No entanto, o esse movimento seria “de curto prazo e mais especulativo”, diz o especialista. “A queda da Selic favoreceria mais AZUL4 e GOLL4 no longo prazo.”

Cozzolino cita que a mudança pode ser positiva, desde que o governo federal promova o corte por meio de um estudo sobre aumento do consumo junto às empresas. “Tem uma demanda reprimida porque a pandemia cortou viagens corporativas, ficou mais comum usar internet. O consumo corporativo pode voltar com o custo menor das viagens. Mas envolve bastante estudo”, afirma.

É recomendável investir em Azul e Gol agora?

Os especialistas concordam que as ações de Azul e Gol estão descontadas na bolsa em relação à máximas durante a pandemia.

Em maio de 2021, as ações preferenciais de Gol atingiram valor de R$ 29,59 por ação. Enquanto AZUL4 chegou a ser negociada por R$ 46,82 em junho do mesmo ano.

“Do ponto de vista do fundamento, usando o modelo de caixa descontado, vemos Azul e Gol descontadas e com potencial de valorização. Mas notícias de ingerência política, câmbio e o preço do petróleo oscilando para cima, o preço-alvo de AZUL4 e GOLL4 fica bastante prejudicado. O risco é bastante elevado. Numa composição de cesta [de investimentos], teríamos uma parcela muito pequena de exposição ao setor aéreo.”

Enrico Cozzolino, sócio e head de análise da Levante

A recomendação no investimento nos papéis de Gol e Azul segue a tese de que o país pode se recuperar economicamente, e essas empresas “performaram” durante a crise do coronavírus, diz Cozzolino.

O preço-alvo de GOLL4 para o Santander é de R$ 9,30, enquanto o preço-alvo do Bradesco para a ação é de R$ 11,00, com recomendação de compra neutra. De acordo com relatórios, o banco espanhol ressalta O preço atual da ação é de R$ 7,81.
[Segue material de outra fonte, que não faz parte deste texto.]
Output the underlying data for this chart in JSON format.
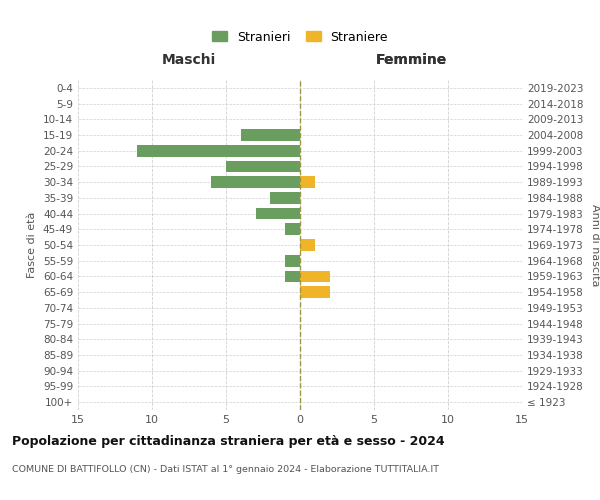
{
  "age_groups": [
    "100+",
    "95-99",
    "90-94",
    "85-89",
    "80-84",
    "75-79",
    "70-74",
    "65-69",
    "60-64",
    "55-59",
    "50-54",
    "45-49",
    "40-44",
    "35-39",
    "30-34",
    "25-29",
    "20-24",
    "15-19",
    "10-14",
    "5-9",
    "0-4"
  ],
  "birth_years": [
    "≤ 1923",
    "1924-1928",
    "1929-1933",
    "1934-1938",
    "1939-1943",
    "1944-1948",
    "1949-1953",
    "1954-1958",
    "1959-1963",
    "1964-1968",
    "1969-1973",
    "1974-1978",
    "1979-1983",
    "1984-1988",
    "1989-1993",
    "1994-1998",
    "1999-2003",
    "2004-2008",
    "2009-2013",
    "2014-2018",
    "2019-2023"
  ],
  "maschi": [
    0,
    0,
    0,
    0,
    0,
    0,
    0,
    0,
    1,
    1,
    0,
    1,
    3,
    2,
    6,
    5,
    11,
    4,
    0,
    0,
    0
  ],
  "femmine": [
    0,
    0,
    0,
    0,
    0,
    0,
    0,
    2,
    2,
    0,
    1,
    0,
    0,
    0,
    1,
    0,
    0,
    0,
    0,
    0,
    0
  ],
  "maschi_color": "#6a9e5e",
  "femmine_color": "#f0b429",
  "title": "Popolazione per cittadinanza straniera per età e sesso - 2024",
  "subtitle": "COMUNE DI BATTIFOLLO (CN) - Dati ISTAT al 1° gennaio 2024 - Elaborazione TUTTITALIA.IT",
  "legend_maschi": "Stranieri",
  "legend_femmine": "Straniere",
  "header_left": "Maschi",
  "header_right": "Femmine",
  "ylabel_left": "Fasce di età",
  "ylabel_right": "Anni di nascita",
  "xlim": 15,
  "background_color": "#ffffff",
  "grid_color": "#d0d0d0"
}
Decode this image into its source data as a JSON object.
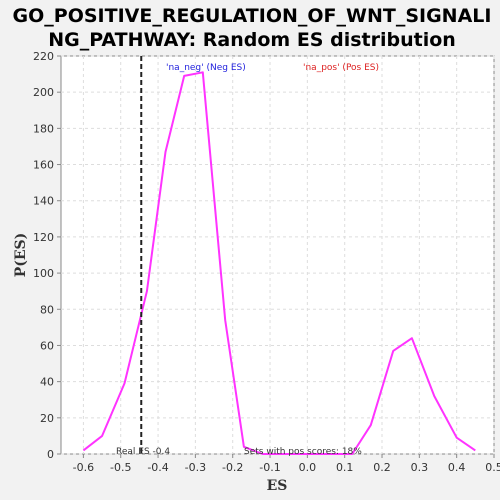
{
  "chart_data": {
    "type": "line",
    "title_lines": [
      "GO_POSITIVE_REGULATION_OF_WNT_SIGNALI",
      "NG_PATHWAY: Random ES distribution"
    ],
    "xlabel": "ES",
    "ylabel": "P(ES)",
    "xlim": [
      -0.66,
      0.5
    ],
    "ylim": [
      0,
      220
    ],
    "xticks": [
      -0.6,
      -0.5,
      -0.4,
      -0.3,
      -0.2,
      -0.1,
      0.0,
      0.1,
      0.2,
      0.3,
      0.4,
      0.5
    ],
    "xtick_labels": [
      "-0.6",
      "-0.5",
      "-0.4",
      "-0.3",
      "-0.2",
      "-0.1",
      "0.0",
      "0.1",
      "0.2",
      "0.3",
      "0.4",
      "0.5"
    ],
    "yticks": [
      0,
      20,
      40,
      60,
      80,
      100,
      120,
      140,
      160,
      180,
      200,
      220
    ],
    "ytick_labels": [
      "0",
      "20",
      "40",
      "60",
      "80",
      "100",
      "120",
      "140",
      "160",
      "180",
      "200",
      "220"
    ],
    "grid": true,
    "series": [
      {
        "color": "#ff33ff",
        "x": [
          -0.6,
          -0.55,
          -0.49,
          -0.43,
          -0.38,
          -0.33,
          -0.28,
          -0.22,
          -0.17,
          -0.12,
          -0.06,
          0.0,
          0.06,
          0.12,
          0.17,
          0.23,
          0.28,
          0.34,
          0.4,
          0.45
        ],
        "y": [
          2,
          10,
          39,
          90,
          167,
          209,
          211,
          74,
          4,
          0,
          0,
          0,
          0,
          0,
          16,
          57,
          64,
          32,
          9,
          2
        ]
      }
    ],
    "real_es": -0.445,
    "annotations": {
      "neg_label": "'na_neg' (Neg ES)",
      "pos_label": "'na_pos' (Pos ES)",
      "real_es_text": "Real ES -0.4",
      "pos_scores_text": "Sets with pos scores: 18%"
    },
    "colors": {
      "neg": "#2222dd",
      "pos": "#dd2222",
      "grid": "#dddddd"
    }
  }
}
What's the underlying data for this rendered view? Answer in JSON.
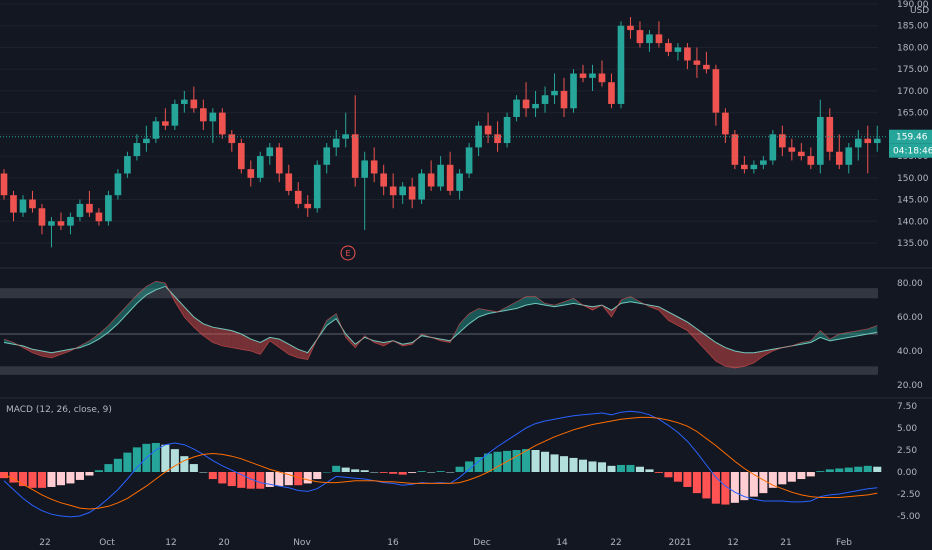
{
  "colors": {
    "background": "#131722",
    "up": "#26a69a",
    "down": "#ef5350",
    "grid": "#1e222d",
    "text": "#b2b5be",
    "rsi_line": "#7ad7c9",
    "macd_line": "#2962ff",
    "signal_line": "#ff6d00",
    "hist_up_strong": "#26a69a",
    "hist_up_weak": "#b2dfdb",
    "hist_down_strong": "#ff5252",
    "hist_down_weak": "#ffcdd2",
    "band": "#363a45"
  },
  "price_axis": {
    "unit": "USD",
    "ticks": [
      "135.00",
      "140.00",
      "145.00",
      "150.00",
      "155.00",
      "160.00",
      "165.00",
      "170.00",
      "175.00",
      "180.00",
      "185.00",
      "190.00"
    ],
    "last_price_label": "159.46",
    "countdown_label": "04:18:46"
  },
  "osc_axis": {
    "ticks": [
      "20.00",
      "40.00",
      "60.00",
      "80.00"
    ]
  },
  "macd_axis": {
    "title": "MACD (12, 26, close, 9)",
    "ticks": [
      "-5.00",
      "-2.50",
      "0.00",
      "2.50",
      "5.00",
      "7.50"
    ]
  },
  "time_axis": {
    "labels": [
      "22",
      "Oct",
      "12",
      "20",
      "Nov",
      "16",
      "Dec",
      "14",
      "22",
      "2021",
      "12",
      "21",
      "Feb"
    ]
  },
  "earnings_marker": "E",
  "chart_data": [
    {
      "type": "candlestick",
      "series": [
        {
          "name": "",
          "ohlc": [
            [
              151,
              152,
              145,
              146
            ],
            [
              146,
              147,
              140,
              142
            ],
            [
              142,
              146,
              141,
              145
            ],
            [
              145,
              147,
              142,
              143
            ],
            [
              143,
              144,
              137,
              139
            ],
            [
              139,
              141,
              134,
              140
            ],
            [
              140,
              142,
              138,
              139
            ],
            [
              139,
              142,
              137,
              141
            ],
            [
              141,
              145,
              140,
              144
            ],
            [
              144,
              147,
              141,
              142
            ],
            [
              142,
              143,
              139,
              140
            ],
            [
              140,
              147,
              139,
              146
            ],
            [
              146,
              152,
              145,
              151
            ],
            [
              151,
              156,
              150,
              155
            ],
            [
              155,
              160,
              154,
              158
            ],
            [
              158,
              162,
              156,
              159
            ],
            [
              159,
              164,
              158,
              163
            ],
            [
              163,
              166,
              161,
              162
            ],
            [
              162,
              168,
              161,
              167
            ],
            [
              167,
              170,
              165,
              168
            ],
            [
              168,
              171,
              165,
              166
            ],
            [
              166,
              168,
              161,
              163
            ],
            [
              163,
              166,
              158,
              165
            ],
            [
              165,
              166,
              159,
              160
            ],
            [
              160,
              161,
              156,
              158
            ],
            [
              158,
              159,
              151,
              152
            ],
            [
              152,
              154,
              148,
              150
            ],
            [
              150,
              156,
              149,
              155
            ],
            [
              155,
              158,
              153,
              157
            ],
            [
              157,
              158,
              149,
              151
            ],
            [
              151,
              153,
              146,
              147
            ],
            [
              147,
              149,
              143,
              144
            ],
            [
              144,
              146,
              141,
              143
            ],
            [
              143,
              154,
              142,
              153
            ],
            [
              153,
              158,
              151,
              157
            ],
            [
              157,
              161,
              155,
              159
            ],
            [
              159,
              165,
              157,
              160
            ],
            [
              160,
              169,
              148,
              150
            ],
            [
              150,
              156,
              138,
              154
            ],
            [
              154,
              157,
              149,
              151
            ],
            [
              151,
              153,
              146,
              148
            ],
            [
              148,
              151,
              143,
              146
            ],
            [
              146,
              149,
              144,
              148
            ],
            [
              148,
              150,
              143,
              145
            ],
            [
              145,
              152,
              144,
              151
            ],
            [
              151,
              154,
              147,
              148
            ],
            [
              148,
              155,
              147,
              153
            ],
            [
              153,
              156,
              146,
              147
            ],
            [
              147,
              152,
              145,
              151
            ],
            [
              151,
              158,
              150,
              157
            ],
            [
              157,
              163,
              155,
              162
            ],
            [
              162,
              165,
              158,
              160
            ],
            [
              160,
              163,
              156,
              158
            ],
            [
              158,
              165,
              157,
              164
            ],
            [
              164,
              169,
              163,
              168
            ],
            [
              168,
              172,
              164,
              166
            ],
            [
              166,
              170,
              164,
              167
            ],
            [
              167,
              171,
              165,
              169
            ],
            [
              169,
              174,
              167,
              170
            ],
            [
              170,
              173,
              164,
              166
            ],
            [
              166,
              175,
              165,
              174
            ],
            [
              174,
              176,
              172,
              173
            ],
            [
              173,
              176,
              170,
              174
            ],
            [
              174,
              177,
              171,
              172
            ],
            [
              172,
              174,
              166,
              167
            ],
            [
              167,
              186,
              166,
              185
            ],
            [
              185,
              187,
              182,
              184
            ],
            [
              184,
              186,
              180,
              181
            ],
            [
              181,
              184,
              179,
              183
            ],
            [
              183,
              186,
              180,
              181
            ],
            [
              181,
              182,
              178,
              179
            ],
            [
              179,
              181,
              177,
              180
            ],
            [
              180,
              181,
              175,
              177
            ],
            [
              177,
              180,
              173,
              176
            ],
            [
              176,
              179,
              174,
              175
            ],
            [
              175,
              176,
              162,
              165
            ],
            [
              165,
              166,
              158,
              160
            ],
            [
              160,
              161,
              152,
              153
            ],
            [
              153,
              155,
              151,
              152
            ],
            [
              152,
              154,
              151,
              153
            ],
            [
              153,
              155,
              152,
              154
            ],
            [
              154,
              161,
              153,
              160
            ],
            [
              160,
              162,
              155,
              157
            ],
            [
              157,
              159,
              154,
              156
            ],
            [
              156,
              158,
              154,
              155
            ],
            [
              155,
              157,
              152,
              153
            ],
            [
              153,
              168,
              151,
              164
            ],
            [
              164,
              166,
              154,
              156
            ],
            [
              156,
              160,
              152,
              153
            ],
            [
              153,
              158,
              151,
              157
            ],
            [
              157,
              161,
              154,
              159
            ],
            [
              159,
              162,
              151,
              158
            ],
            [
              158,
              162,
              156,
              159
            ]
          ]
        }
      ]
    },
    {
      "type": "area",
      "series": [
        {
          "name": "",
          "values": [
            45,
            44,
            43,
            41,
            40,
            39,
            40,
            41,
            42,
            44,
            47,
            51,
            56,
            62,
            68,
            73,
            76,
            78,
            72,
            66,
            60,
            56,
            54,
            53,
            52,
            50,
            47,
            45,
            48,
            47,
            44,
            41,
            39,
            47,
            55,
            59,
            50,
            44,
            48,
            46,
            45,
            46,
            44,
            45,
            49,
            48,
            47,
            46,
            51,
            56,
            60,
            62,
            63,
            64,
            65,
            67,
            68,
            67,
            66,
            67,
            68,
            67,
            66,
            67,
            64,
            68,
            69,
            68,
            67,
            66,
            63,
            60,
            57,
            53,
            49,
            45,
            42,
            40,
            39,
            39,
            40,
            41,
            42,
            43,
            44,
            45,
            48,
            46,
            47,
            48,
            49,
            50,
            51
          ]
        },
        {
          "name": "",
          "values": [
            47,
            45,
            42,
            39,
            37,
            36,
            38,
            40,
            43,
            46,
            50,
            55,
            61,
            67,
            73,
            78,
            81,
            80,
            69,
            60,
            54,
            49,
            45,
            43,
            42,
            41,
            40,
            38,
            46,
            42,
            38,
            36,
            35,
            47,
            58,
            62,
            48,
            42,
            49,
            45,
            43,
            46,
            43,
            44,
            50,
            48,
            46,
            45,
            56,
            62,
            65,
            64,
            63,
            66,
            69,
            72,
            72,
            68,
            67,
            69,
            71,
            67,
            64,
            67,
            60,
            70,
            72,
            69,
            66,
            64,
            58,
            55,
            52,
            46,
            40,
            34,
            31,
            30,
            31,
            33,
            37,
            40,
            42,
            43,
            45,
            46,
            52,
            47,
            50,
            51,
            52,
            53,
            55
          ]
        }
      ]
    },
    {
      "type": "line",
      "series": [
        {
          "name": "",
          "values": [
            -1.0,
            -2.0,
            -3.0,
            -3.8,
            -4.4,
            -4.8,
            -5.0,
            -5.1,
            -5.0,
            -4.6,
            -3.9,
            -3.0,
            -2.0,
            -0.8,
            0.5,
            1.6,
            2.5,
            3.1,
            3.3,
            3.1,
            2.6,
            2.0,
            1.3,
            0.7,
            0.2,
            -0.3,
            -0.8,
            -1.2,
            -1.4,
            -1.6,
            -1.8,
            -2.1,
            -2.2,
            -1.9,
            -1.2,
            -0.5,
            -0.6,
            -0.7,
            -0.8,
            -1.0,
            -1.2,
            -1.3,
            -1.5,
            -1.4,
            -1.2,
            -1.3,
            -1.2,
            -1.3,
            -0.6,
            0.3,
            1.2,
            2.1,
            2.9,
            3.6,
            4.3,
            5.0,
            5.5,
            5.8,
            6.0,
            6.2,
            6.4,
            6.5,
            6.6,
            6.7,
            6.5,
            6.8,
            6.9,
            6.8,
            6.5,
            6.0,
            5.3,
            4.5,
            3.5,
            2.2,
            0.8,
            -0.6,
            -1.6,
            -2.3,
            -2.8,
            -3.1,
            -3.3,
            -3.3,
            -3.3,
            -3.4,
            -3.4,
            -3.3,
            -2.8,
            -2.6,
            -2.5,
            -2.3,
            -2.1,
            -1.9,
            -1.8
          ]
        },
        {
          "name": "",
          "values": [
            -0.3,
            -0.8,
            -1.4,
            -2.0,
            -2.6,
            -3.1,
            -3.5,
            -3.8,
            -4.1,
            -4.2,
            -4.1,
            -3.9,
            -3.5,
            -3.0,
            -2.3,
            -1.6,
            -0.8,
            0.0,
            0.7,
            1.3,
            1.7,
            2.0,
            2.1,
            2.0,
            1.8,
            1.5,
            1.1,
            0.7,
            0.3,
            0.0,
            -0.3,
            -0.6,
            -0.9,
            -1.1,
            -1.2,
            -1.2,
            -1.1,
            -1.0,
            -1.0,
            -1.0,
            -1.1,
            -1.1,
            -1.2,
            -1.3,
            -1.3,
            -1.3,
            -1.3,
            -1.3,
            -1.2,
            -0.9,
            -0.5,
            0.0,
            0.6,
            1.2,
            1.8,
            2.4,
            3.0,
            3.5,
            4.0,
            4.4,
            4.8,
            5.1,
            5.4,
            5.6,
            5.8,
            6.0,
            6.1,
            6.2,
            6.2,
            6.1,
            5.9,
            5.6,
            5.2,
            4.6,
            3.8,
            3.0,
            2.1,
            1.2,
            0.4,
            -0.3,
            -0.9,
            -1.5,
            -1.9,
            -2.3,
            -2.6,
            -2.8,
            -2.9,
            -2.9,
            -2.9,
            -2.8,
            -2.7,
            -2.6,
            -2.4
          ]
        }
      ]
    },
    {
      "type": "bar",
      "series": [
        {
          "name": "",
          "values": [
            -0.7,
            -1.2,
            -1.6,
            -1.8,
            -1.8,
            -1.7,
            -1.5,
            -1.3,
            -0.9,
            -0.4,
            0.2,
            0.9,
            1.5,
            2.2,
            2.8,
            3.2,
            3.3,
            3.1,
            2.6,
            1.8,
            0.9,
            0.0,
            -0.8,
            -1.3,
            -1.6,
            -1.8,
            -1.9,
            -1.9,
            -1.7,
            -1.6,
            -1.5,
            -1.5,
            -1.3,
            -0.8,
            0.0,
            0.7,
            0.5,
            0.3,
            0.2,
            0.0,
            -0.1,
            -0.2,
            -0.3,
            -0.1,
            0.1,
            0.0,
            0.1,
            0.0,
            0.6,
            1.2,
            1.7,
            2.1,
            2.3,
            2.4,
            2.5,
            2.6,
            2.5,
            2.3,
            2.0,
            1.8,
            1.6,
            1.4,
            1.2,
            1.1,
            0.7,
            0.8,
            0.8,
            0.6,
            0.3,
            -0.1,
            -0.6,
            -1.1,
            -1.7,
            -2.4,
            -3.0,
            -3.6,
            -3.7,
            -3.5,
            -3.2,
            -2.8,
            -2.4,
            -1.8,
            -1.4,
            -1.1,
            -0.8,
            -0.5,
            0.1,
            0.3,
            0.4,
            0.5,
            0.6,
            0.7,
            0.6
          ]
        }
      ]
    }
  ]
}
“Eu iria mais pela linha de ficar de fora [do setor aéreo]. O movimento estrutural das companhias ainda é muito conturbado. A Inflação, os juros, o preço do petróleo com tendência mais elevada, e o mercado global em alerta de recessão jogam contra o investidor que está buscando mais investimento em commodities e outros setores mais seguros.”